Benefits and Drawbacks of HDHP for Employees

Benefits: Low monthly Rates & Covered Preventative Care

The majority of high deductible health plans have cheaper monthly payments. This means less money out of your paycheck and more money in your pocket each month. Additionally, preventative care is typically 100% covered in-network under most plans. So between lower out of paycheck costs and lower out of pocket costs for preventative care, you may be in a position to save money.

Drawbacks: Costly Non-Preventative Care

A higher deductible means that you’ll have to pay for medical care out of pocket up to that amount before your health insurance kicks in to cover the rest. If you select a high deductible health plan and require non-preventive care due to an emergency or managing chronic illness, you’ll be required to pay your entire deductible before your plan begins to assist you. Depending on your medical demands, these charges could be significant out-of-pocket expenses that you hadn’t budgeted for.
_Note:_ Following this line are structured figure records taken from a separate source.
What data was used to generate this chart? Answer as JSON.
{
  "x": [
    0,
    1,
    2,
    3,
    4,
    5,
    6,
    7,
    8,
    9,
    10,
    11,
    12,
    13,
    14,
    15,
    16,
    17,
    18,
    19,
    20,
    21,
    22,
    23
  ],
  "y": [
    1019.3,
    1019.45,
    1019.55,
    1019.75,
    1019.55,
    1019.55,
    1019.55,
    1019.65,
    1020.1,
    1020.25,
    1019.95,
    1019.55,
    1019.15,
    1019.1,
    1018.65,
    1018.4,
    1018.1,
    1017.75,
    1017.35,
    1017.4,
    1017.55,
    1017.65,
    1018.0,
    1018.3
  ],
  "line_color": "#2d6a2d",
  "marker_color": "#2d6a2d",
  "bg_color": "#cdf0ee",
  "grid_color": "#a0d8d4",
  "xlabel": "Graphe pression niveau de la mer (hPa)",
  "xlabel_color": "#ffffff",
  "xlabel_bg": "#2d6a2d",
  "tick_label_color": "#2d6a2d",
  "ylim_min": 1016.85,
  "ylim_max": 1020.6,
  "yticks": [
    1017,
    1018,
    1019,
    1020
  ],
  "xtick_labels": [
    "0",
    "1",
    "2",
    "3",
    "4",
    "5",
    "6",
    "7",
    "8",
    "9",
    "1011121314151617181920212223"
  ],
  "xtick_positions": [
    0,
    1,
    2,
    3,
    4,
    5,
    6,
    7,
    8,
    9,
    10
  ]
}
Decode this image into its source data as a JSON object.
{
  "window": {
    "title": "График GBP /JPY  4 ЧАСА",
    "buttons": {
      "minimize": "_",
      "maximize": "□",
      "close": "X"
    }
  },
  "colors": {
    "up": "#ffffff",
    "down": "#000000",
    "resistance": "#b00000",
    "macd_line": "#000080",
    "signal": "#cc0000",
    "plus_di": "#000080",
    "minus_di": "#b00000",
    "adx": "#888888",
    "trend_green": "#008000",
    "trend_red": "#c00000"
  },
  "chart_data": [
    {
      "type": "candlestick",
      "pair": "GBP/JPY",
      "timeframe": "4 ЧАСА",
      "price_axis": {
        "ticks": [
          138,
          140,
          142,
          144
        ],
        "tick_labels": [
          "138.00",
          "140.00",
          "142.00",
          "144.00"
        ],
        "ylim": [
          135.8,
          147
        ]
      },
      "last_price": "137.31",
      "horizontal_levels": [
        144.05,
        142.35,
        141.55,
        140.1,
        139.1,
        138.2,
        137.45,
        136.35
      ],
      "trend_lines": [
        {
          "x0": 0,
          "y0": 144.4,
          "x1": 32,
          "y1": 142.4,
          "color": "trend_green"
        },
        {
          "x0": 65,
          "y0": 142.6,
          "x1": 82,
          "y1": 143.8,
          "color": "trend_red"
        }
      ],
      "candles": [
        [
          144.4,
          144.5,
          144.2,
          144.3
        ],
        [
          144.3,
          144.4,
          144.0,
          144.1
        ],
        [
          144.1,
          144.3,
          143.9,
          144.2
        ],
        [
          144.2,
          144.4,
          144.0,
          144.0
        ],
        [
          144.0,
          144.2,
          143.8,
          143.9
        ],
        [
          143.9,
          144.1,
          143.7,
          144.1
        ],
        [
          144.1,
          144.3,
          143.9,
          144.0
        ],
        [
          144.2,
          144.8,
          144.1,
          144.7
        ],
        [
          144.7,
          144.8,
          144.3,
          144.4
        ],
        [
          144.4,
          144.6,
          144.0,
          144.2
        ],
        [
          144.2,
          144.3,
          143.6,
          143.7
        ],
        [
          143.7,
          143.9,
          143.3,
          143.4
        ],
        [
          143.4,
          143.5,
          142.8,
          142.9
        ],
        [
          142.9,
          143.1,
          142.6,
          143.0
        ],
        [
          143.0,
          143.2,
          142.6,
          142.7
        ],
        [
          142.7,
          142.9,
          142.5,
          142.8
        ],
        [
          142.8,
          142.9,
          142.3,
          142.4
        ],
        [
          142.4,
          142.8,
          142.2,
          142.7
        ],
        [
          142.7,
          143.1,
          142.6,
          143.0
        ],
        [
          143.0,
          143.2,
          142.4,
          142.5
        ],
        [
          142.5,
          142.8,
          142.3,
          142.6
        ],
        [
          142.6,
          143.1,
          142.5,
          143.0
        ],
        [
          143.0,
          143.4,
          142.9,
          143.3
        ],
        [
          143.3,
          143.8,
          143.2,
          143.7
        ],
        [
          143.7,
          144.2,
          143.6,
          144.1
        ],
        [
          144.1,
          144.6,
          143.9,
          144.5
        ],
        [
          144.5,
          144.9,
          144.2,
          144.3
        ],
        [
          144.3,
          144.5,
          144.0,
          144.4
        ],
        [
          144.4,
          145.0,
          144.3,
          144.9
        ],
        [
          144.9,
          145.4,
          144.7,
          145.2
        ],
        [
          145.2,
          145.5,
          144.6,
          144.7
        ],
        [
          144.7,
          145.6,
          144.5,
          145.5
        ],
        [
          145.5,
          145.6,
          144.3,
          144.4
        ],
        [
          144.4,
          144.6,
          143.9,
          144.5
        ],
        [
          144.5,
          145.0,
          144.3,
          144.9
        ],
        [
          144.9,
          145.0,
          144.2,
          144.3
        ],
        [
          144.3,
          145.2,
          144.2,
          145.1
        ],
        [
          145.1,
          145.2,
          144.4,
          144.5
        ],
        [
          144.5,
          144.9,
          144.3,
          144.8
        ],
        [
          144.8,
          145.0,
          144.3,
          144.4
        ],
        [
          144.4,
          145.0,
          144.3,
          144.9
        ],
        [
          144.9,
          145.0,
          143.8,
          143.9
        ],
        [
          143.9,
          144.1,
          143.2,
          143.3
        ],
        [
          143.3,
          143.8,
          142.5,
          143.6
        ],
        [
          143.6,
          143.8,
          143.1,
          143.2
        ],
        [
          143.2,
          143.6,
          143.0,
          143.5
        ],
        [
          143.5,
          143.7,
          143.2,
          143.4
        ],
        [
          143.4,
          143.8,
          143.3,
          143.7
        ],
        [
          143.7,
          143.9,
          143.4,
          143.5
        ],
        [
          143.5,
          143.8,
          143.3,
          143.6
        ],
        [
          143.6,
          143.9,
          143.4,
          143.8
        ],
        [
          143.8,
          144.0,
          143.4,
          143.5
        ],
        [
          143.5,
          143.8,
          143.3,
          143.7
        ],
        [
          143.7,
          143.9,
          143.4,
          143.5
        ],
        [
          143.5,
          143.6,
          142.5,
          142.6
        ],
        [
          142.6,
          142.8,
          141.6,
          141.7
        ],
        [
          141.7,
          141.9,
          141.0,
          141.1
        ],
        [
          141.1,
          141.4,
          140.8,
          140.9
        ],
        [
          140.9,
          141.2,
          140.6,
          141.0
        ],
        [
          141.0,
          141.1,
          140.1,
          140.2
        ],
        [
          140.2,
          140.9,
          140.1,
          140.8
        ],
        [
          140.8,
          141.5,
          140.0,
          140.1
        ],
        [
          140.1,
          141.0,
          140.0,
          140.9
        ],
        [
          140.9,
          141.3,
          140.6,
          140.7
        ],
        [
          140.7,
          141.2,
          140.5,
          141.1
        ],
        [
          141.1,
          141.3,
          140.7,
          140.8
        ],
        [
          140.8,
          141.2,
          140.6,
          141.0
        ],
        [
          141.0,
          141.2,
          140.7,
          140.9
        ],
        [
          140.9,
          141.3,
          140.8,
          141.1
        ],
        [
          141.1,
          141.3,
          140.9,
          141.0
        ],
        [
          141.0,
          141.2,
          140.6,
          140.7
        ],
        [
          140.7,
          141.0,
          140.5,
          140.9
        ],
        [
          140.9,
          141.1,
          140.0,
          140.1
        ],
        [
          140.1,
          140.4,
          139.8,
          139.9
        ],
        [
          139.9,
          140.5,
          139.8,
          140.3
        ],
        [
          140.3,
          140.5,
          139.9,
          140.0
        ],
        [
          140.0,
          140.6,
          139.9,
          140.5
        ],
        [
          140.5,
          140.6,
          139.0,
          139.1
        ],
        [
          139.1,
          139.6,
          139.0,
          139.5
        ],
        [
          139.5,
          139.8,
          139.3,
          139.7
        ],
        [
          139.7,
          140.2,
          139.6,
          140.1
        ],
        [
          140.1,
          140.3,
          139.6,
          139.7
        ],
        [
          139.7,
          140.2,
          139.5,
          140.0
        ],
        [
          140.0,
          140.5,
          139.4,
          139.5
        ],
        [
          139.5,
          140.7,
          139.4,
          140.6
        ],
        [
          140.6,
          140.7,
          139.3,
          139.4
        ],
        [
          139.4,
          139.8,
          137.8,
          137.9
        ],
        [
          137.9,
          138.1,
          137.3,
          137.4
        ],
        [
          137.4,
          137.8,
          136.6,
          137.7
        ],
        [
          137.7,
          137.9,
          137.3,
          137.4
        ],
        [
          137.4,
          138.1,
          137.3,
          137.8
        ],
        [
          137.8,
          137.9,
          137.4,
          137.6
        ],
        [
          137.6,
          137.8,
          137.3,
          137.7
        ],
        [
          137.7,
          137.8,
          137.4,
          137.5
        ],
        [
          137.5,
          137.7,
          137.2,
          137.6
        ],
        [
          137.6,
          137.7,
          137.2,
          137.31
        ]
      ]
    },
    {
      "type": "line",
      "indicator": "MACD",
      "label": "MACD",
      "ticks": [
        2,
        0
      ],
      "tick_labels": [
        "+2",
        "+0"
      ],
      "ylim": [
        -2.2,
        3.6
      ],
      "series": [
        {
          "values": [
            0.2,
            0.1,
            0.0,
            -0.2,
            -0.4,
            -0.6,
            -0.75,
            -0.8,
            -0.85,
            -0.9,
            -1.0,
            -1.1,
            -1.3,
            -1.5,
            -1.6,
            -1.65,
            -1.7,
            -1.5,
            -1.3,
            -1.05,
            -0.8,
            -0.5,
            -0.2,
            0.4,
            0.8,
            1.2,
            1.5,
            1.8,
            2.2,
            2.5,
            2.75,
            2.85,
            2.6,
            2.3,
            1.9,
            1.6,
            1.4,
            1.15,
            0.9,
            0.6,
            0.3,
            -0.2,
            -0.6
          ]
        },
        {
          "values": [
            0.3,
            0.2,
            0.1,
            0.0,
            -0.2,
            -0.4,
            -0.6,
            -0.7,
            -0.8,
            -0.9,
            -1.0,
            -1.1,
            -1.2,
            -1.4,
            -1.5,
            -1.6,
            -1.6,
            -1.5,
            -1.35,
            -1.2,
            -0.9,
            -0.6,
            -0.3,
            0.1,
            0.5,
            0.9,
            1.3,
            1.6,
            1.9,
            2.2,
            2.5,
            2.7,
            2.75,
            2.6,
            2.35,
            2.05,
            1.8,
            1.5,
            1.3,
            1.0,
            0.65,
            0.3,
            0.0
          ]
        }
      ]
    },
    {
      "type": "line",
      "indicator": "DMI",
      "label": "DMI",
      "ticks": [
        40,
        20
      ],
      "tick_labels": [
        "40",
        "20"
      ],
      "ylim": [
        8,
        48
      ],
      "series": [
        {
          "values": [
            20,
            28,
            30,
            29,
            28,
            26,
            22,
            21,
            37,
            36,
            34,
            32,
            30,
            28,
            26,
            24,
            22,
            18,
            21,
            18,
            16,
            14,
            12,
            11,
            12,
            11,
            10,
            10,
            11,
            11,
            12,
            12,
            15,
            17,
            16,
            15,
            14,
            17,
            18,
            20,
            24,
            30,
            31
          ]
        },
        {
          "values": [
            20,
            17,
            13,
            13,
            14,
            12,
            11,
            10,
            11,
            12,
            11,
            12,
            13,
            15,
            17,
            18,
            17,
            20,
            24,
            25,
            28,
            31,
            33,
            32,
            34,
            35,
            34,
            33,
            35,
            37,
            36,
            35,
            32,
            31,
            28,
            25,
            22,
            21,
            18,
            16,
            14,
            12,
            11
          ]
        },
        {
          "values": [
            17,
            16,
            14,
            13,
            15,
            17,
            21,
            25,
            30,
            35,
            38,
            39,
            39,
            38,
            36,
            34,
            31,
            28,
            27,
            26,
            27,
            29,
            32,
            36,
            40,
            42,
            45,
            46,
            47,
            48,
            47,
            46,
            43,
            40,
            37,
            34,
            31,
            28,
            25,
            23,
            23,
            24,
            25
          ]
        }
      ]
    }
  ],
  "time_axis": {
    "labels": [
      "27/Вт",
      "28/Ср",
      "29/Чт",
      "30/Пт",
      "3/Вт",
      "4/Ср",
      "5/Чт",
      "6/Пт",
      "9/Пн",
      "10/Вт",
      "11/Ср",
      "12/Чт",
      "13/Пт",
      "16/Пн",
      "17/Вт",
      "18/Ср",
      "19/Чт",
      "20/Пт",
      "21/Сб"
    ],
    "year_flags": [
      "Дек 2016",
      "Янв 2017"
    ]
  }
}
This sometimes discourages employees from getting the care that they need, which isn’t good practice in the long-term and can lead to additional medical expenses down the line.

Decision Support

The rise in popularity of High Deductible Health Plans are just one of the many reasons employers are turning to Decision Support Tools to help their employees understand their options when picking benefits plans.

Nayya, for example, identifies the correct benefits for your employees based on their health and financial profile, and creates personalized plan recommendations powered by:

  • over 3 billion consumer data points
  • a broad network of medical carrier integrations
  • and 200 million lines of claims data

This can ease the administrative burden on HR teams during times of benefits selection as they can spend less time focusing on educating and easing the concerns of employees who don’t know which type of plan best fits their needs.

Nayya also provides a holistic dashboard of all things benefits. Think, a one stop shop for things like: insurance cards, deductible spend tracking, claims management, in-network guidance, and more. This can help employees navigate their benefits, and specifically, help users on HDHP plans see how close they are to reaching their deductible, find in network care, and more. With the increase in popularity of High Deductible Health Plans, it’s more important than ever for employees to feel confidence and security when choosing their benefits.